Targeted neuromodulation tailored to individual patients’ distinctive symptoms is an increasingly common way of correcting misfiring brain circuits in people with epilepsy or Parkinson’s disease. Now, scientists at UC San Francisco’s Dolby Family Center for Mood Disorders and Weill Institute for Neurosciences have demonstrated a novel personalized neuromodulation approach that – at least in one patient – was able to provide relief from symptoms of severe treatment-resistant depression within minutes.

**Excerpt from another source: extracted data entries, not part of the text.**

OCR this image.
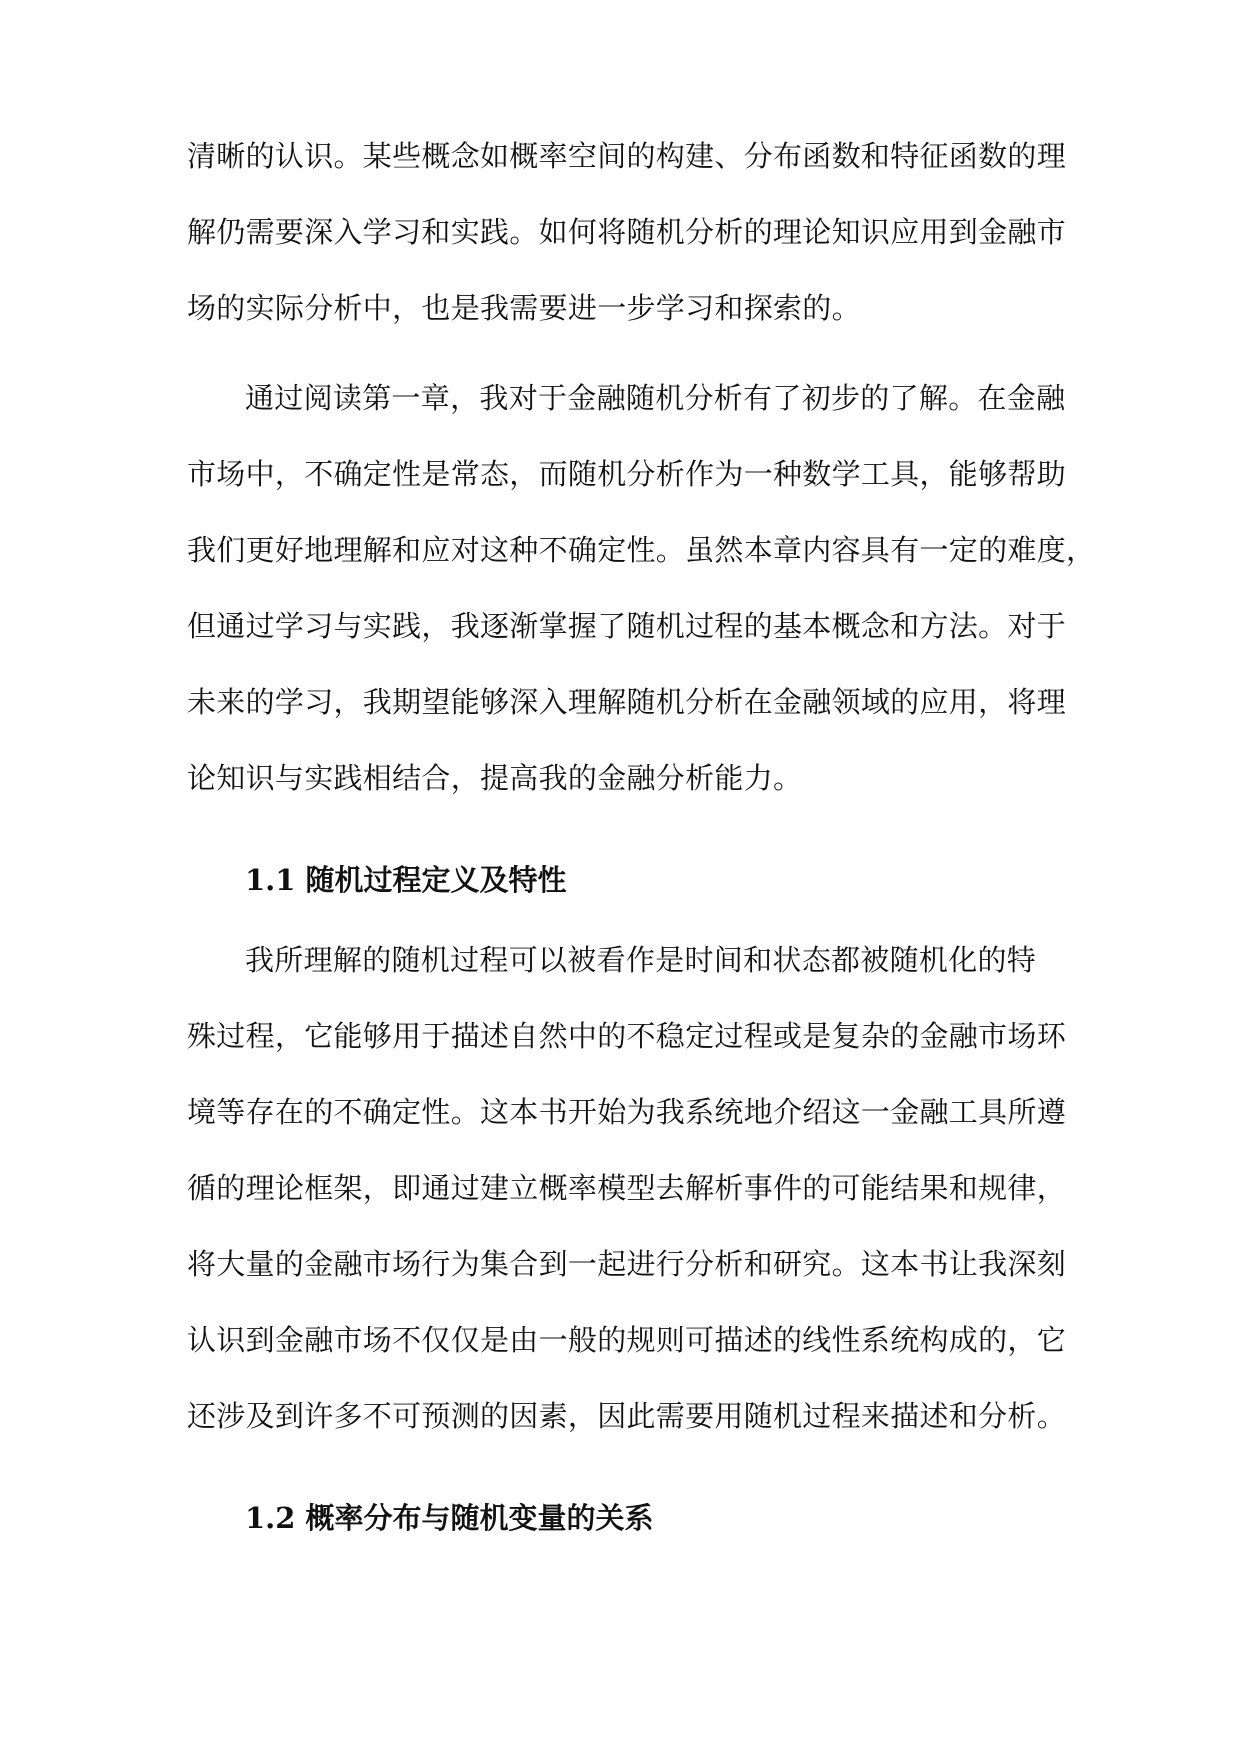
清晰的认识。某些概念如概率空间的构建、分布函数和特征函数的理
解仍需要深入学习和实践。如何将随机分析的理论知识应用到金融市
场的实际分析中，也是我需要进一步学习和探索的。
通过阅读第一章，我对于金融随机分析有了初步的了解。在金融
市场中，不确定性是常态，而随机分析作为一种数学工具，能够帮助
我们更好地理解和应对这种不确定性。虽然本章内容具有一定的难度，
但通过学习与实践，我逐渐掌握了随机过程的基本概念和方法。对于
未来的学习，我期望能够深入理解随机分析在金融领域的应用，将理
论知识与实践相结合，提高我的金融分析能力。
1.1 随机过程定义及特性
我所理解的随机过程可以被看作是时间和状态都被随机化的特
殊过程，它能够用于描述自然中的不稳定过程或是复杂的金融市场环
境等存在的不确定性。这本书开始为我系统地介绍这一金融工具所遵
循的理论框架，即通过建立概率模型去解析事件的可能结果和规律，
将大量的金融市场行为集合到一起进行分析和研究。这本书让我深刻
认识到金融市场不仅仅是由一般的规则可描述的线性系统构成的，它
还涉及到许多不可预测的因素，因此需要用随机过程来描述和分析。
1.2 概率分布与随机变量的关系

The approach is being developed specifically as a potential treatment for the significant fraction of people with debilitating depression who do not respond to existing therapies and are at high risk of suicide.
“The brain, like the heart, is an electrical organ, and there is a growing acceptance in the field that the faulty brain networks that cause depression – just like epilepsy or Parkinson’s disease – could be shifted into a healthier state by targeted stimulation,” said Katherine Scangos, MD, PhD, an assistant professor in the Department of Psychiatry and Behavioral Sciences and corresponding author of the new study. “Prior attempts to develop neuromodulation for depression have always applied stimulation in the same site in all patients, and on a regular schedule that fails to specifically target the pathological brain state. We know depression affects different people in very different ways, but the idea of mapping out individualized sites for neuromodulation that match a patient’s particular symptoms had not been well explored.”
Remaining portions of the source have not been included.